“God meant the Olympic Games for Lake Placid, and God meant Lake Placid for the Olympic Games.”
The man who said that to Sports Illustrated in 1974 was Luke Patnode, a middle-aged son of a carpenter and former high school athlete who had spent nearly a decade on the committee to bring the Winter Olympic Games back to Lake Placid, a small community in New York’s Adirondack Mountains that had hosted the third ever Winter Games in 1932.
Unlike most Olympic sites, Lake Placid is not a major city, or even a large town. Nor is it a luxury winter resort destination like Chamonix, France, host of the 1924 Winter Games, or Squaw Valley, California, host of the 1960 Winter Games. Lake Placid is a true working class mountain village with a population of about 2,400 people, making it the smallest community in the world to ever host even one Olympic Games, let alone two.
When the Winter Olympics returned to Lake Placid in 1980, the event was marketed as a return to the soul of the Olympics –– to a time before the games became a platform for mass commercialization, corporate sponsorships, and the nationalist rivalries of global superpowers.
However, what made the 1980 Lake Placid Olympics so interesting is that they didn’t turn out to be just a cute idyllic throwback, but instead exemplified the world in 1980 standing at an uneasy transition between the old and the new.
The games may have been held in a small village in the Adirondacks and organized by a local Methodist preacher, but that village was also suddenly filled by the world’s wealthiest and most powerful people, as well as global television networks broadcasting the events live throughout the world.
Even the styling of the posters for the 1980 Winter Games reflect an Olympics straddling between those two worlds, with some posters reflecting a charmingly early digital aesthetic while others look not just hand-drawn but hand-painted.

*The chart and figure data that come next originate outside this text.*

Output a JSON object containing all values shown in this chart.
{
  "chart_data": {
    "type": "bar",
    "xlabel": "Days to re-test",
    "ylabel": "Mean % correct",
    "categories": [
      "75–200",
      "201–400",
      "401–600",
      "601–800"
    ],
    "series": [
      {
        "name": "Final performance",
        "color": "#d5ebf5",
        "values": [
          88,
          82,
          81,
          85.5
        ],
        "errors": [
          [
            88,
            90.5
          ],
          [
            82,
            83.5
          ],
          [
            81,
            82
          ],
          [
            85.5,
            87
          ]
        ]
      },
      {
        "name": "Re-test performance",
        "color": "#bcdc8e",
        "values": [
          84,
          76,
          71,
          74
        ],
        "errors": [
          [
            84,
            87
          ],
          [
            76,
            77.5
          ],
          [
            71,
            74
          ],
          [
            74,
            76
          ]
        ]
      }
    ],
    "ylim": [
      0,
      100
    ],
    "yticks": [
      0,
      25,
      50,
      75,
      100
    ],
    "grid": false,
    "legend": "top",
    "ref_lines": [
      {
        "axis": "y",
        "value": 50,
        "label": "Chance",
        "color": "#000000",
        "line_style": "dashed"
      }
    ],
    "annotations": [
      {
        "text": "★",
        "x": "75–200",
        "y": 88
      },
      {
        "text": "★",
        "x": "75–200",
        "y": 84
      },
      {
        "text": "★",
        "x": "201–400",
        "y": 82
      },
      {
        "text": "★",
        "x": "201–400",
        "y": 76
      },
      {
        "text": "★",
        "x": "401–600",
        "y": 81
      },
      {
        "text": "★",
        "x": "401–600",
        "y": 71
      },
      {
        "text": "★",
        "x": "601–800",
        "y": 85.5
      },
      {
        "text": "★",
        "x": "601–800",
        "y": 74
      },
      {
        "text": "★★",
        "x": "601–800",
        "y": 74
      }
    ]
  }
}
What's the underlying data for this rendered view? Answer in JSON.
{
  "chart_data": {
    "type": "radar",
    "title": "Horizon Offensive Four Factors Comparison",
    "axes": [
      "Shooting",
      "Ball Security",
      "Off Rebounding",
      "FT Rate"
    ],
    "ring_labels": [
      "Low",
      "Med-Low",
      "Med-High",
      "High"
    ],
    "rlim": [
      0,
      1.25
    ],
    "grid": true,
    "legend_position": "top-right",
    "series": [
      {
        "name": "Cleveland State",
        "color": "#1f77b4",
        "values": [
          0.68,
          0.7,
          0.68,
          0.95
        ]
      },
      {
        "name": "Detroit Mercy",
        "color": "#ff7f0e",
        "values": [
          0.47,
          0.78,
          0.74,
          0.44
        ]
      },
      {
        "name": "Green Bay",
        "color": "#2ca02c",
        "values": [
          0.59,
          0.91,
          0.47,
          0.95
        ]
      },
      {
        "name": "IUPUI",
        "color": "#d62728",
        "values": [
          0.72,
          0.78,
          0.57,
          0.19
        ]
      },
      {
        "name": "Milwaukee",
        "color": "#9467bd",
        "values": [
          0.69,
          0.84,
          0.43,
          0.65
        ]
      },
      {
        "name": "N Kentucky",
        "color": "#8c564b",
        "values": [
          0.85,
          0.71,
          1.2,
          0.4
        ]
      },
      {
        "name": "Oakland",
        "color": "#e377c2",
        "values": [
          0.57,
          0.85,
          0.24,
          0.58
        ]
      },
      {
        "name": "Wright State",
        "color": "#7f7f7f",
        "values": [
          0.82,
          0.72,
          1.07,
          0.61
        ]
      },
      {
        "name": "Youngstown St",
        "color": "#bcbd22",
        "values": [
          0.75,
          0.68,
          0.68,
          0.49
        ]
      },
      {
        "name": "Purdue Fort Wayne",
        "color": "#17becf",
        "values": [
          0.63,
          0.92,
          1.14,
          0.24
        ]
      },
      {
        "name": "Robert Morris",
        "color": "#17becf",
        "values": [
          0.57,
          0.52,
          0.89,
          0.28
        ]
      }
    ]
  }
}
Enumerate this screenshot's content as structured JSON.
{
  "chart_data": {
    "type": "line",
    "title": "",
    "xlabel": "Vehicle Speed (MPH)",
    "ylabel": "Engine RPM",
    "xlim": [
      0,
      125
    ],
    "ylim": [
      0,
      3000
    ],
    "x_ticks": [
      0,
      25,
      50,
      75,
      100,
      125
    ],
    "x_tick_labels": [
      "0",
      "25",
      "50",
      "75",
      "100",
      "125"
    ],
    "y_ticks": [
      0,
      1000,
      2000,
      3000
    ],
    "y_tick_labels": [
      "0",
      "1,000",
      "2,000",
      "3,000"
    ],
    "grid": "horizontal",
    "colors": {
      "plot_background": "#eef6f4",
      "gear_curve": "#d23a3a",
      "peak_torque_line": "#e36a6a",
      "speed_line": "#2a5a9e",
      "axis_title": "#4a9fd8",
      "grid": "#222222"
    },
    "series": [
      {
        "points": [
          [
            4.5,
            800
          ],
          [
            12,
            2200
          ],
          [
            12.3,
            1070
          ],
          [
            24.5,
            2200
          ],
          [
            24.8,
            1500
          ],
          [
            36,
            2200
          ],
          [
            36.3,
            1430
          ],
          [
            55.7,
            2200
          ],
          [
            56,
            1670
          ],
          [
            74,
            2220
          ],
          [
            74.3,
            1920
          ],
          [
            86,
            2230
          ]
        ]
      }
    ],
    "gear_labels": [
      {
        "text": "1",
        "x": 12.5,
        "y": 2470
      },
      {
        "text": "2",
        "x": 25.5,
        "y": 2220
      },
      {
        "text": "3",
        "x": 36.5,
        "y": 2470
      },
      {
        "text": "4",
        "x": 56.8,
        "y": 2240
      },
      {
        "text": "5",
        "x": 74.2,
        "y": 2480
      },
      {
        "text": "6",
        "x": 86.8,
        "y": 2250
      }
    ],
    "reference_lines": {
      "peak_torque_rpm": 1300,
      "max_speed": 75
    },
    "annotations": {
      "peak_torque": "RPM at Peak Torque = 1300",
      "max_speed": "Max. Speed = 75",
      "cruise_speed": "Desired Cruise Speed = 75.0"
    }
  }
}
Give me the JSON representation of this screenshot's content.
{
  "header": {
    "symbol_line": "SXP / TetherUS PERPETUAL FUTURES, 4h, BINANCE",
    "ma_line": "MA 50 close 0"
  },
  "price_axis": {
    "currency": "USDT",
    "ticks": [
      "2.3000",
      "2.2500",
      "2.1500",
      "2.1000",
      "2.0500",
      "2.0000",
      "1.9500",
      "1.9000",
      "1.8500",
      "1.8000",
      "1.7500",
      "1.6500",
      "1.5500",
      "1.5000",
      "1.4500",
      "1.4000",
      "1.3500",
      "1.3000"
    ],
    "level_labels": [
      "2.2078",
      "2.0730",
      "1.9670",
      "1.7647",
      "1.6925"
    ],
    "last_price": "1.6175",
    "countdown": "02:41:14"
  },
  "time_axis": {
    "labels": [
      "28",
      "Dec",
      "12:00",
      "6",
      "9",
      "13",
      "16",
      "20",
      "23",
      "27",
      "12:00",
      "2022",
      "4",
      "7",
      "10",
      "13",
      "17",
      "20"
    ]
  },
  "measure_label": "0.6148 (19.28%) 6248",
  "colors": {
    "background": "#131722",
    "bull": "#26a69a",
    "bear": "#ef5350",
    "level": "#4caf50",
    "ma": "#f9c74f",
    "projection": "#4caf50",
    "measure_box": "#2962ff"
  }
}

But nothing symbolizes the 1980 Lake Placid Olympics’ place between two times and two worlds like the most famous event of those Olympics, “The Miracle on Ice” –– the United States’ 4-3 victory over the Soviet Union in the semifinals of the men’s hockey tournament. On the one hand, it was a powerful victory in a nuclear-armed proxy war for world domination between capitalist democracy and authoritarian communism. On the other hand, it was a just an inspiring emotional win by a group of 20-year-old kids against an older, more talented, and heavily favored hockey team at a small rink in upstate New York.